The prefect for the Congregation for Bishops, Cardinal Giovanni Battista Re, presided at a Mass today at St. Peter’s Basilica, marking the 30th anniversary of the passing of Pope Paul VI during which he recalled the “prophetic magisterium, the testimony and the fruitful legacy of Pope Montini.”
In his homily, the cardinal recalled that Paul VI died on the Feast of the Transfiguration, the same day that he published his first encyclical, Ecclesiam Suam, in 1964. He said the Pope chose the name Paul because, as he himself said during the inauguration of his pontificate in 1963, it was St. Paul “who supremely loved Christ, who desired greatly and strived to bring the Gospel of Christ to all peoples, who for love of Christ, offered his life.”

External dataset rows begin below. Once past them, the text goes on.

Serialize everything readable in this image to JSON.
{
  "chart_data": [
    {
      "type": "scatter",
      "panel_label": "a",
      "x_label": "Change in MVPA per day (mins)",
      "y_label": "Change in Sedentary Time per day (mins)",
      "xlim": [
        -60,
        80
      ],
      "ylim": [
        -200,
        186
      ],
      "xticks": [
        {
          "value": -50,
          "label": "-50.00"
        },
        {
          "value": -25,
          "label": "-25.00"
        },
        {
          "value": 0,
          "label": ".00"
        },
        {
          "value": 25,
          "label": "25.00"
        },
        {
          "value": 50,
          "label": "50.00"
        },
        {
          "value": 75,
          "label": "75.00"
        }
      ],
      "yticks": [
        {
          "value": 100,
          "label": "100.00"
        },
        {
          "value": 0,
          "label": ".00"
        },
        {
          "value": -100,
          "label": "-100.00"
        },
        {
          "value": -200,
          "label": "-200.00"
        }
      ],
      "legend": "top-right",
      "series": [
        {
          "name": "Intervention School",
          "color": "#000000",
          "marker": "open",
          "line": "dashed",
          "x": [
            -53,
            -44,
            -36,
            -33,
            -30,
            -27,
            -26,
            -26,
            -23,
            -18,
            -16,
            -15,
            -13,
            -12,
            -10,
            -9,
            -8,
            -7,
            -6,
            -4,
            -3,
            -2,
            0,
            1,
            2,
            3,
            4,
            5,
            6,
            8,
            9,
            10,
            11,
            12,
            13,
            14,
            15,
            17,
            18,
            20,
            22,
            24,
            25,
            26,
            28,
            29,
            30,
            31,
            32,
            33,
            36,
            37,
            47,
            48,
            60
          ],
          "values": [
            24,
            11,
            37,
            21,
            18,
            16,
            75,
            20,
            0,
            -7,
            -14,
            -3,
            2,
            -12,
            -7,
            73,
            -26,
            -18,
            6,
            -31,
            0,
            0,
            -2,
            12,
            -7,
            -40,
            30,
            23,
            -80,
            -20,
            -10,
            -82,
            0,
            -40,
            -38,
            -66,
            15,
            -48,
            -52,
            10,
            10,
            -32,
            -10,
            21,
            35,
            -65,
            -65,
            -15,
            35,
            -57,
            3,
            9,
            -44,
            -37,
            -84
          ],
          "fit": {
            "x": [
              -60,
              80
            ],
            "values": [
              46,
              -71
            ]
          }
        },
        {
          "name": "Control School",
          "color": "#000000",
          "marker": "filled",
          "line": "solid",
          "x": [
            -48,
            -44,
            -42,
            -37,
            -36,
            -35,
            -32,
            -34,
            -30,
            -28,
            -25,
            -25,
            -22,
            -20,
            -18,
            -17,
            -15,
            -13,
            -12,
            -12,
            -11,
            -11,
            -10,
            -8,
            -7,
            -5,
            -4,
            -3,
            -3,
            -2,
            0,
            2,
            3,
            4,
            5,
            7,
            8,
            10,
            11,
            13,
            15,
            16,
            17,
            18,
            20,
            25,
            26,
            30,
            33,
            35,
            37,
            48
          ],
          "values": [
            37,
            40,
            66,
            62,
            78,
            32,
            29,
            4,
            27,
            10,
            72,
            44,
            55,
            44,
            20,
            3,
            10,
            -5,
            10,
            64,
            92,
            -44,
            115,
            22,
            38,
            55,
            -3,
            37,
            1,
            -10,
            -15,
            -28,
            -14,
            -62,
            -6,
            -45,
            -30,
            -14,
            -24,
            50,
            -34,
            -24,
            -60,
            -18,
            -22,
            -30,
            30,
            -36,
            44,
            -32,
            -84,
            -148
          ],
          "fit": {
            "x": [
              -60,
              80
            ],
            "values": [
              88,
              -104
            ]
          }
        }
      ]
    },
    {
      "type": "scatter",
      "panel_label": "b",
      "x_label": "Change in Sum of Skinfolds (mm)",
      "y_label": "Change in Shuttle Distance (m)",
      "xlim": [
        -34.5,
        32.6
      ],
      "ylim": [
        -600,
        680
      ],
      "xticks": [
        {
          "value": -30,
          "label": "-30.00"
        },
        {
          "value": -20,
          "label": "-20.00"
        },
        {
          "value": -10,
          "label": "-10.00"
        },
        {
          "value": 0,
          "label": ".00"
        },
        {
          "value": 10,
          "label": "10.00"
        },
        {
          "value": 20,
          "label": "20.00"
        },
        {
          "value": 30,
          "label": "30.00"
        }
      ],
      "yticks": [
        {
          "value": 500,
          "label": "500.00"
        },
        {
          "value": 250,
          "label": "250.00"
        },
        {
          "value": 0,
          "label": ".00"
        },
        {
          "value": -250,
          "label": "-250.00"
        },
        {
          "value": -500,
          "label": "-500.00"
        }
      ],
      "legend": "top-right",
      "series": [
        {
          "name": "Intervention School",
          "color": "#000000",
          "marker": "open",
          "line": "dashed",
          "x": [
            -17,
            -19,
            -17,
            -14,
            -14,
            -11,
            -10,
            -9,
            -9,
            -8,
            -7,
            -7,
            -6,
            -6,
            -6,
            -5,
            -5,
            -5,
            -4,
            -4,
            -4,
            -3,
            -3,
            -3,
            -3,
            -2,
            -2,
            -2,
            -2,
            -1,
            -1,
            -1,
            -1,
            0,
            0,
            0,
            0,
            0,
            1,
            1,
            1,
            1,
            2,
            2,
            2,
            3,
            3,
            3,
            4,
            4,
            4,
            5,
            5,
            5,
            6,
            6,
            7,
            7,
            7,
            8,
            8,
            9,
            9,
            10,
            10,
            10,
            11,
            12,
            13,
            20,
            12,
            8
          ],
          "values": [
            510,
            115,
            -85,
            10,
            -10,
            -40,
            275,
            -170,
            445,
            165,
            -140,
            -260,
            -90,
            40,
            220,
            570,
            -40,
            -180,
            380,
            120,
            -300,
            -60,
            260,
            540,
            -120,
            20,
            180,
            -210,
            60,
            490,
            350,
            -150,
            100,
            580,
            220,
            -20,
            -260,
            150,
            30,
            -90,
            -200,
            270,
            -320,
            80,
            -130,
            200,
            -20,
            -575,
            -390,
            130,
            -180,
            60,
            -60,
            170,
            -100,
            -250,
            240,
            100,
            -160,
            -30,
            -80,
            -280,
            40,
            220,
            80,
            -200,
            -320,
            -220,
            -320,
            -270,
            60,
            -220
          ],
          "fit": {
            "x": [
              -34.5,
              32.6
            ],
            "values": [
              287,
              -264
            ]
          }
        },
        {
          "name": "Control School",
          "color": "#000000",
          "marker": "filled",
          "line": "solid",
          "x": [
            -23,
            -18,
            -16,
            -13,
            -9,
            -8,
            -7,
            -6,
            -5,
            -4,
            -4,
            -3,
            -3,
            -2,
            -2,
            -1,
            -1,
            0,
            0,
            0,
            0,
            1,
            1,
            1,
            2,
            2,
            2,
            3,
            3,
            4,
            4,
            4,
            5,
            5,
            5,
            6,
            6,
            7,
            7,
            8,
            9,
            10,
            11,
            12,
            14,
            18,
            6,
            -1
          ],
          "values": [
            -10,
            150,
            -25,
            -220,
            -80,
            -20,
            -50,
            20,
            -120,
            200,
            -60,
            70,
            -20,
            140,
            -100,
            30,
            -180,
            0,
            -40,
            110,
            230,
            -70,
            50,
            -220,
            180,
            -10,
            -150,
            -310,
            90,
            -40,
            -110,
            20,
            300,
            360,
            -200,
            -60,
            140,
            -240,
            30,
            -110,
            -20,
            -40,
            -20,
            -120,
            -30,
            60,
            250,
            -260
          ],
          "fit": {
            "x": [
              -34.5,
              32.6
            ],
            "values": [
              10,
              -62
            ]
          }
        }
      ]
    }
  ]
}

Cardinal Re also pointed out the “prophetic magisterium” of Paul VI, who “lived and proclaimed the faith with tireless dedication and courage in the defense of integrity and purity. He took advantage of every opportunity to make known the Word of God and the thinking of the Church,” the cardinal said.
He went on to note that when Paul VI was elected to the Chair of Peter, it was during “difficult years for the magisterium and for the governing of the Church: the years of protest. And Paul VI had to firmly steer the boat’s rudder and with courageous strength he strived to defend the deposit of the faith.”
Humanae Vitae and the dialogue with the world
After pointing out that the most criticized and rejected document of Paul VI’s magisterium, and at the same time the one that showed his greatness the most, was Humanae Vitae, Cardinal Re noted that Pope’s decision to issue the encyclical was “difficult and painful. He knew it would be opposed, but he did not run from his responsibilities. He had the issue studied and he studied it deeply and afterwards he had the courage to make a decision, understanding well that he was going against the dominant culture and against what public opinion was expecting.”
“The issue was one of divine law, written by the creating hand of God in the very nature of the human person, and the Pope could not change it, only interpret it,” Cardinal Re said.
“In a world wanting of love and full of problems and violence, Paul VI worked to bring about a civilization inspired in love, in which solidarity and love reach to where social justice cannot,” the cardinal added. “The civilization of love which should be raised up in hearts and consciences was for Pope Montini more than an idea or a project, it was the guiding force of his entire life.”
“May the Virgin Mary, who Paul VI tenderly loved and proclaimed ‘Mother of the Church,’ intercede so that the light of the teachings and witness of Paul VI continue to illuminate the journey of the Church and of society,” Cardinal Re said.